4- Os Tribunais da Região Administrativa Especial de Macau, República Popular da China, são os competentes, para o julgamento e condenação do Requerido, tanto pela lei macaense, como pela lei portuguesa.

5- As decisões revidendas, em traços gerais e exceção feita à incriminação da detenção de utensílios mencionada no ponto 1, não contêm disposições contrárias ao ordenamento jurídico português, embora a qualificação e punição seja diferente como infra se referirá, havendo assim que proceder às alterações necessárias, nos termos do art.237.º, n.ºs 1 b) e 3 do CPP e 11.º do aludido Acordo de Transferência.

6- Assim, em relação à primeira decisão, acima relatada em 1, como se referiu e tendo em conta a sua não incriminação, não pode ser confirmada a punição pelo uso de utensílio, o mesmo sucedendo quanto ao consumo de estupefaciente, que apenas o poderá ser em termos contraordenacionais, nos termos dos art.ºs 2.º e 16.º, n.º1 da Lei 30/2000 de 29/11, e unicamente no que respeita à Metanfetamina e Nimetazepam, pois a Ketamina não consta da Lista Anexa ao DL 15/93 de 22/1, sendo, só a partir de 18/4/2013, punida a sua detenção e consumo, com coima, nos termos dos art.ºs 3°, 4°, 10° e 19° do DL 54/2013 de 17/4, pois consta da lista anexa à Portaria 154/2013, da mesma data, sob o n.º 159, não sendo proibida à data dos factos, não podendo pois ser também confirmada a decisão quanto ao tráfico deste produto, visto o disposto no art.2.° do RGCO.
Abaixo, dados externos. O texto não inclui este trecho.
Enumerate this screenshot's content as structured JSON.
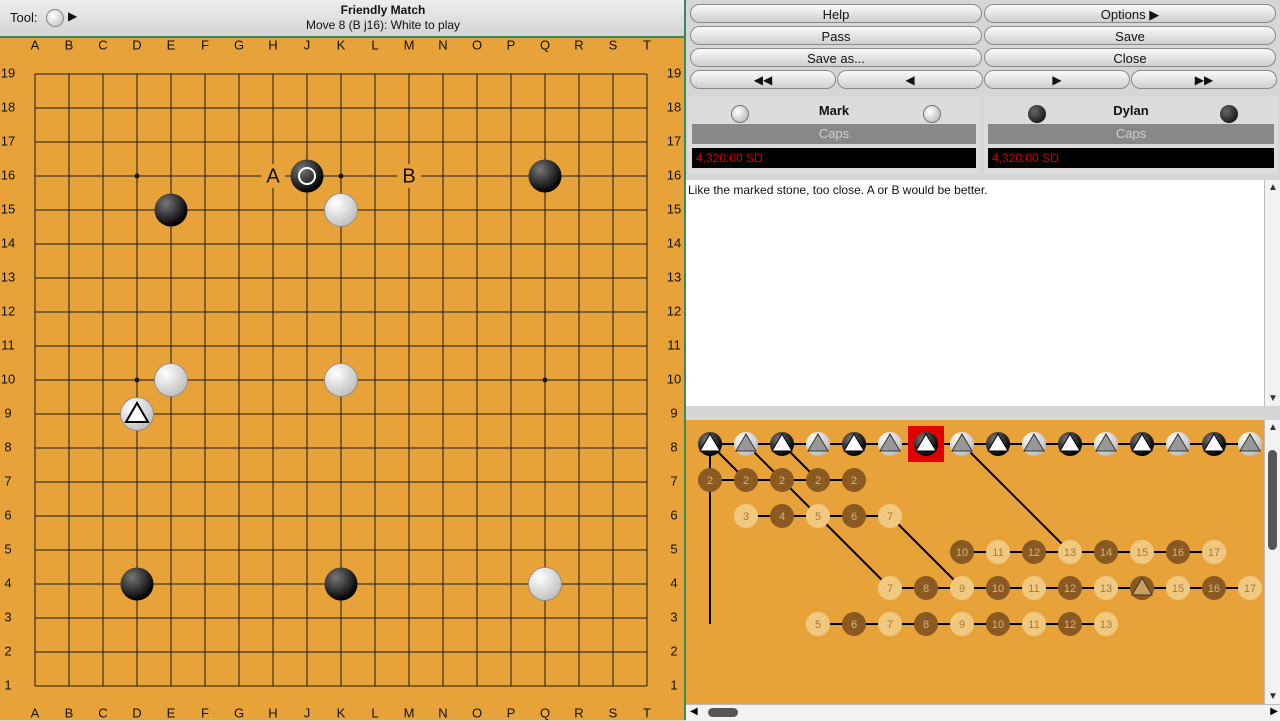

7- Nestes termos deverá ser confirmada esta decisão, no que respeita ao tráfico dos produtos antes aludidos e também proibidos e punidos na lei portuguesa pelo art.21.º do DL 15/93 de 22/1, ou seja, a punição de 7 anos e 8 meses de prisão.

8- O que se afirmou em 6 relativamente à Ketamina impõe a não confirmação da segunda decisão, relatada em 2, de 11/1/2013, ou seja, o tráfico punido com dois anos, por factos de 12 de Novembro de 2009.

9- Por último, os factos por cuja prática o requerido foi penalmente responsabilizado, na terceira decisão, supra referida em 3, estavam e estão criminalizados na lei portuguesa, também como crime de resistência e coação sobre funcionário, no art.347.º do CP, devendo assim confirmada a punição de 1 ano e 3 meses e prisão, na qual foi condenado.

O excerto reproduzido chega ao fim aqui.